Quand j'ai écouté leur premier single sur YouTube il y a quelques semaines, j'ai été à la fois choqué et intrigué. Non seulement j'ai été surpris que Chanticleer, vocalement supérieur, qui a plutôt emprunté le chemin plus populaire ces dernières années, se plonge maintenant dans Machaut. Le Gloria qu'ils ont publié sonnait étrange à la première écoute, tant en termes d'interprétation que de prononciation.
Je trouve cette diction folle. Enfin, ce sont des Américains qui essaient le français ! Concernant l'interprétation : Tim Keeler a choisi de donner un rôle important à l'ornementation et à la liberté improvisatrice, sur la base des récentes connaissances des pratiques d'exécution médiévales. Cela sonne complètement différent de ce à quoi nous sommes habitués. Mais bon, des ensembles comme Huelgas dans leur programme Paris1200 ou Grain de la Voix font aussi souvent des choses « différentes ». Bien sûr, personne ne sait vraiment comment cette musique sonnait à l'époque, aussi convaincus que certains le prétendent. Ce sont toujours des tentatives louables et souvent très intéressantes.
Le CD est plus que digne d'être écouté. Je l'ai écouté presque d'une traite, et ce n'est pas toujours évident avec une heure de musique médiévale d'un seul compositeur. Enfin, Machaut n'est pas un compositeur ordinaire. Aujourd'hui, il n'est pas seulement un monument de l'histoire de la musique, sa vie lit aussi comme un roman : du poète à la cour au chanoine de la cathédrale de Reims, de la musique religieuse polyphonique précoce aux mélodies d'amour raffinées comme des miniatures. Tout cela se trouve sur ce CD.

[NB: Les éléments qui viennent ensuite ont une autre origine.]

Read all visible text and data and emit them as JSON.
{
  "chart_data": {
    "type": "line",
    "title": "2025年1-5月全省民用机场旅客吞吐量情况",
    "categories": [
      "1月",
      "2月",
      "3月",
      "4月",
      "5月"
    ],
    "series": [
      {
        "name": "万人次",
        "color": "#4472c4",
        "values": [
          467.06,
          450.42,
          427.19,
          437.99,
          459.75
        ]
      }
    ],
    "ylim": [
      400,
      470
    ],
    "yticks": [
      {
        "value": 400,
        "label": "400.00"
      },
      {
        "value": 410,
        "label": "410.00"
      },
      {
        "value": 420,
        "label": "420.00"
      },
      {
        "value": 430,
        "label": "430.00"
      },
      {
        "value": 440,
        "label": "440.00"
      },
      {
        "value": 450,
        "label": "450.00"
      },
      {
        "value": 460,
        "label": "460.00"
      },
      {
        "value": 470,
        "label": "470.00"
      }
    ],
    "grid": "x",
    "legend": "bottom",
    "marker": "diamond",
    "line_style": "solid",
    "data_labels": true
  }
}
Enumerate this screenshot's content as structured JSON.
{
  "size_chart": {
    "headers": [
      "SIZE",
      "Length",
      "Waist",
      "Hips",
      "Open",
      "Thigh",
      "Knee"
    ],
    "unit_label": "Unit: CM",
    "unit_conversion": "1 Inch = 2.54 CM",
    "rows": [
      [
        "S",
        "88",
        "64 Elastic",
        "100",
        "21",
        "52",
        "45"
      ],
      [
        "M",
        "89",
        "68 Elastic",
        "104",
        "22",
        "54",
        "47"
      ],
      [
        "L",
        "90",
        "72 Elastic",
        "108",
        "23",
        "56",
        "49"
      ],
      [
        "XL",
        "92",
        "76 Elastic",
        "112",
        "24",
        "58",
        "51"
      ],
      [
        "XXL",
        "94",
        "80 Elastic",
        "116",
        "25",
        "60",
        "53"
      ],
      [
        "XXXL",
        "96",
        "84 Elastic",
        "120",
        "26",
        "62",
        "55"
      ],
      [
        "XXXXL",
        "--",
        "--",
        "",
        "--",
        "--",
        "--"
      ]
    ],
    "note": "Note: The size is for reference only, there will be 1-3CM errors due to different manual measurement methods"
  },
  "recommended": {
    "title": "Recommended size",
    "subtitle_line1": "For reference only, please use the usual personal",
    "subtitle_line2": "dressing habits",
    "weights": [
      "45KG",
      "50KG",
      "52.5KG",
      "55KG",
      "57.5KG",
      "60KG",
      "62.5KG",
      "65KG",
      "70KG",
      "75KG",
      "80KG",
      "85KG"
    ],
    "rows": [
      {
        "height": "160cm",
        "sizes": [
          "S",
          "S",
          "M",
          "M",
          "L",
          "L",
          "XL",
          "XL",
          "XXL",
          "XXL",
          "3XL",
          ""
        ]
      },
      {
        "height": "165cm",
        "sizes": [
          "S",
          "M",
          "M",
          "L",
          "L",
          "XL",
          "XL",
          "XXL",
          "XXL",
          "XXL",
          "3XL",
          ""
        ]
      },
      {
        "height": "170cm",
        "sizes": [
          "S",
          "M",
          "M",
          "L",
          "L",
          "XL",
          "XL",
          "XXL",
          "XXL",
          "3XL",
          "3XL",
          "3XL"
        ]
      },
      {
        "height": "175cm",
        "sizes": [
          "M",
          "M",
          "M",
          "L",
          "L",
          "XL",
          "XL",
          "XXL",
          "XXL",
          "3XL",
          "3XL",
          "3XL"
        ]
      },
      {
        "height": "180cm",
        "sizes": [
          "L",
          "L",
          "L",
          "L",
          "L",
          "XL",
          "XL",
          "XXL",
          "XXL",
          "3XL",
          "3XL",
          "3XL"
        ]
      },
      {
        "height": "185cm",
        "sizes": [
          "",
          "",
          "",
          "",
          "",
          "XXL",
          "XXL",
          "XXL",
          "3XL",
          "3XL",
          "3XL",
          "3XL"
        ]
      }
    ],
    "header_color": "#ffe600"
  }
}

Les chanteurs, dans leurs tenues tendance et leur apparence contemporaine, apportent la musique d'une manière inhabituelle et donc nouvelle. Toute personne intéressée par la musique chorale, la musique ancienne et Machaut ne peut pas manquer ce CD à côté des enregistrements classiques de Hilliard, Peres et autres. Vocalement supérieur, cet « Orchestra of Voices » américain traverse aisément les partitions parfois compliquées. Ces Américains s'approprient complètement Machaut. Bien que l'ensemble soit profondément enraciné dans la tradition chorale américaine, il démontre avec cet enregistrement que la distance géographique ne constitue aucun obstacle à une interprétation convaincante du répertoire médiéval français. La musique est universelle.
L'alternance entre le profane et le religieux fonctionne d'ailleurs particulièrement bien. Je trouve très agréable que l'on ait placé ces deux mondes côte à côte et que l'on n'ait pas mélangé les mélodies avec la messe. Cela rend le CD homogène, structuré et facile à écouter. En tant qu'auditeur, vous ne vous déplacez qu'une seule fois de Notre-Dame à la cour française.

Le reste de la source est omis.